The other thing astatine researchers are short on is funding. That’s partly because of the strange place astatine research occupies. Answering basic questions about the element’s chemistry and properties could help chemists develop better ways to purify its isotopes and use them against cancer or other diseases. Right now, there’s money for production and purification research and money for clinical studies, but there's little specifically for basic research on its chemistry.

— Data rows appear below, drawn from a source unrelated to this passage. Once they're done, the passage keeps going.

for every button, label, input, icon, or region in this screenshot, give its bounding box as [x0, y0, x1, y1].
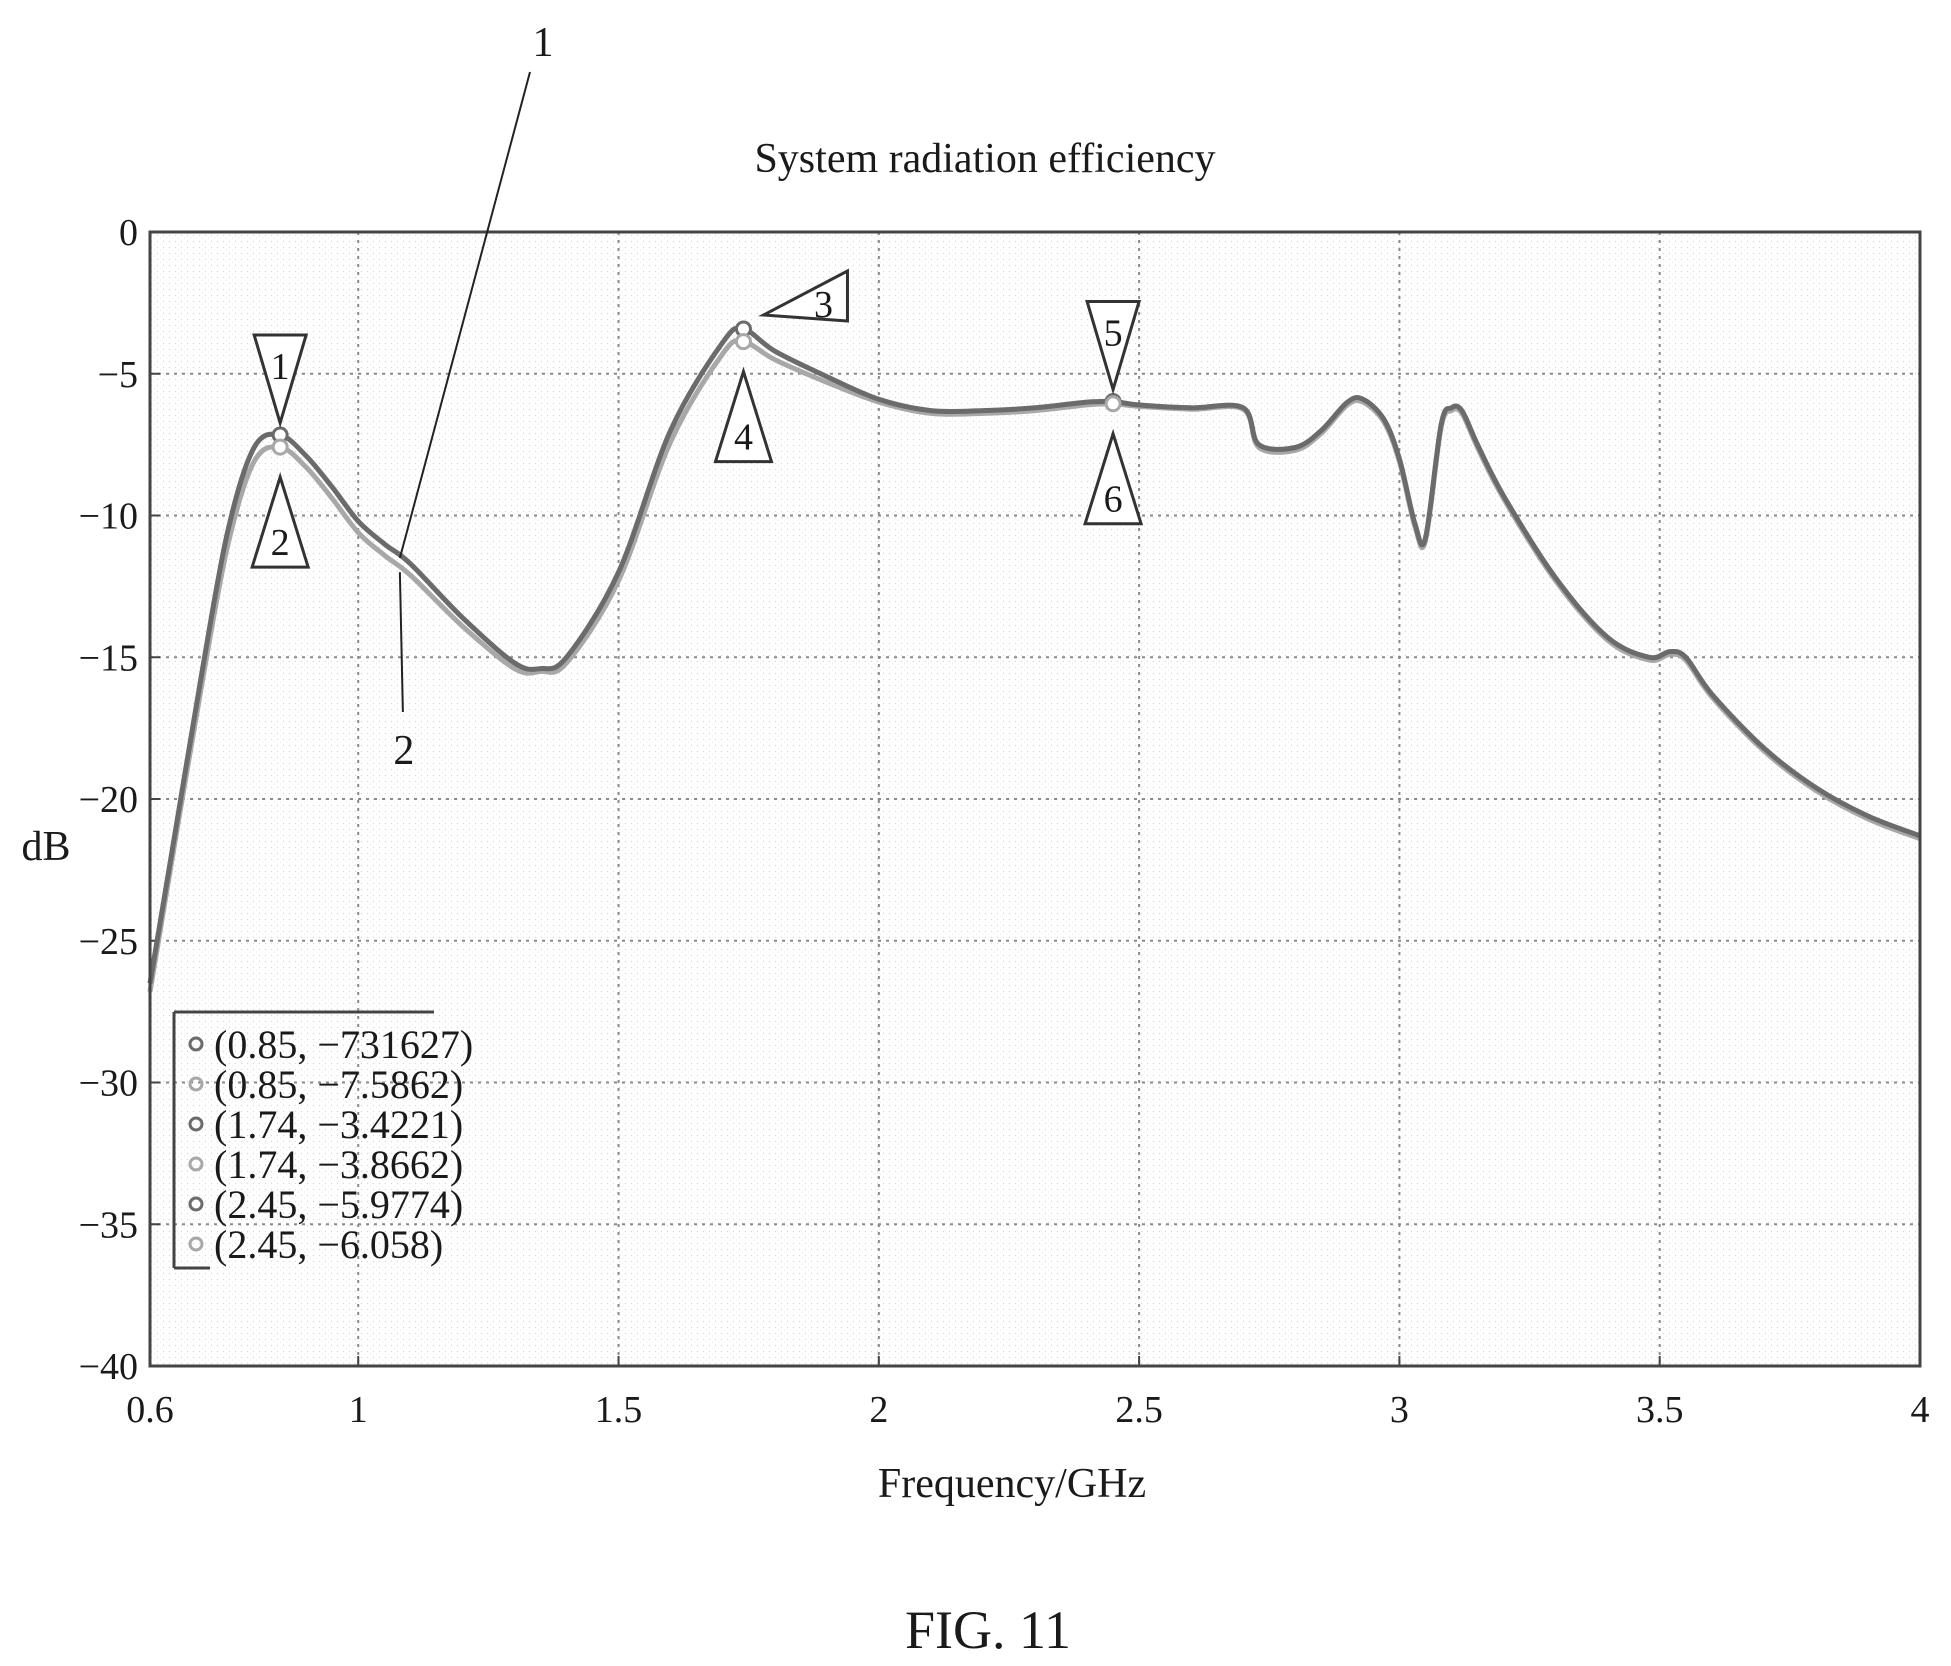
y-tick-label: 0	[119, 212, 138, 254]
marker-flag-2	[250, 472, 311, 569]
marker-label-6: 6	[1104, 479, 1123, 521]
legend-marker-icon	[188, 1236, 204, 1252]
marker-label-4: 4	[734, 417, 753, 459]
marker-point-2	[271, 438, 289, 456]
x-tick-label: 1.5	[595, 1389, 643, 1431]
marker-flag-6	[1083, 428, 1144, 526]
x-tick-label: 2	[869, 1389, 888, 1431]
y-tick-label: −30	[79, 1063, 138, 1105]
marker-label-5: 5	[1104, 312, 1123, 354]
callout-label-2: 2	[393, 728, 414, 774]
x-tick-label: 1	[349, 1389, 368, 1431]
marker-label-2: 2	[271, 522, 290, 564]
marker-label-3: 3	[814, 284, 833, 326]
plot-frame	[148, 230, 1922, 1368]
axis-ticks: 0.6 1 1.5 2 2.5 3 3.5 4 0 −5 −10 −15 −20 −25 −30 −35 −40	[79, 212, 1930, 1431]
legend-marker-icon	[188, 1156, 204, 1172]
figure-caption: FIG. 11	[905, 1600, 1071, 1660]
y-axis-label: dB	[21, 824, 70, 870]
callout-label-1: 1	[533, 20, 554, 66]
x-axis-label: Frequency/GHz	[878, 1461, 1146, 1507]
y-tick-label: −25	[79, 921, 138, 963]
x-tick-label: 3.5	[1636, 1389, 1684, 1431]
y-tick-label: −15	[79, 637, 138, 679]
y-tick-label: −20	[79, 779, 138, 821]
marker-point-6	[1104, 395, 1122, 413]
legend-marker-icon	[188, 1116, 204, 1132]
legend-marker-icon	[188, 1196, 204, 1212]
y-tick-label: −10	[79, 496, 138, 538]
y-tick-label: −40	[79, 1346, 138, 1388]
y-tick-label: −35	[79, 1204, 138, 1246]
marker-point-4	[734, 333, 752, 351]
marker-flag-1	[252, 333, 309, 429]
legend-entry-4: (1.74, −3.8662)	[214, 1142, 463, 1187]
legend-entry-3: (1.74, −3.4221)	[214, 1102, 463, 1147]
y-tick-label: −5	[98, 354, 138, 396]
marker-label-1: 1	[271, 346, 290, 388]
series-line-1	[147, 325, 1921, 984]
legend-entry-1: (0.85, −731627)	[214, 1022, 473, 1067]
legend-entry-6: (2.45, −6.058)	[214, 1222, 443, 1267]
callouts-layer: 12	[393, 20, 553, 774]
legend-marker-icon	[188, 1076, 204, 1092]
grid-lines	[150, 232, 1920, 1366]
markers-layer: 1 2 3 4 5 6	[250, 268, 1144, 569]
x-tick-label: 0.6	[126, 1389, 174, 1431]
series-layer	[147, 325, 1921, 993]
marker-flag-4	[713, 366, 774, 464]
marker-flag-3	[758, 268, 849, 323]
x-tick-label: 2.5	[1115, 1389, 1163, 1431]
chart-title: System radiation efficiency	[754, 136, 1215, 182]
marker-flag-5	[1085, 299, 1142, 395]
x-tick-label: 3	[1390, 1389, 1409, 1431]
legend-marker-icon	[188, 1036, 204, 1052]
legend: (0.85, −731627)(0.85, −7.5862)(1.74, −3.…	[172, 1010, 473, 1270]
callout-line-2	[398, 572, 404, 713]
callout-line-1	[398, 71, 531, 559]
legend-entry-2: (0.85, −7.5862)	[214, 1062, 463, 1107]
x-tick-label: 4	[1911, 1389, 1930, 1431]
legend-entry-5: (2.45, −5.9774)	[214, 1182, 463, 1227]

The DOE isotope program exists to fund research on astatine production and processing. Currently, only Duke and the University of Washington produce enough 211At to supply researchers and doctors in their regions (the DOE does sell 211At and other isotopes through the National Isotope Development Center). The DOE wants to help other research groups, including Makvandi’s at the University of Pennsylvania, scale up their production so they can become regional providers as well, allowing more scientists to get involved in astatine research. But Balkin says the DOE program cannot fund research on 211At applications. A group that’s ready to do clinical work with the isotope needs to apply for US National Institutes of Health funding, Balkin says.
Wilbur says the result is a “valley of death” in the research funding landscape for developing new radiotherapy compounds. “There’s an area in there, where if you submit an application saying we want to evaluate the chemistry of this, it doesn’t get funded,” Wilbur says. He notes that there has been talk between the DOE and the NIH about setting up a program for more basic research. “Maybe it’ll get done,” he says.
This story was updated on Aug. 17, 2020, to clarify that there is funding for research that helps scientists purify astatine but little for purely basic research into the element's chemistry.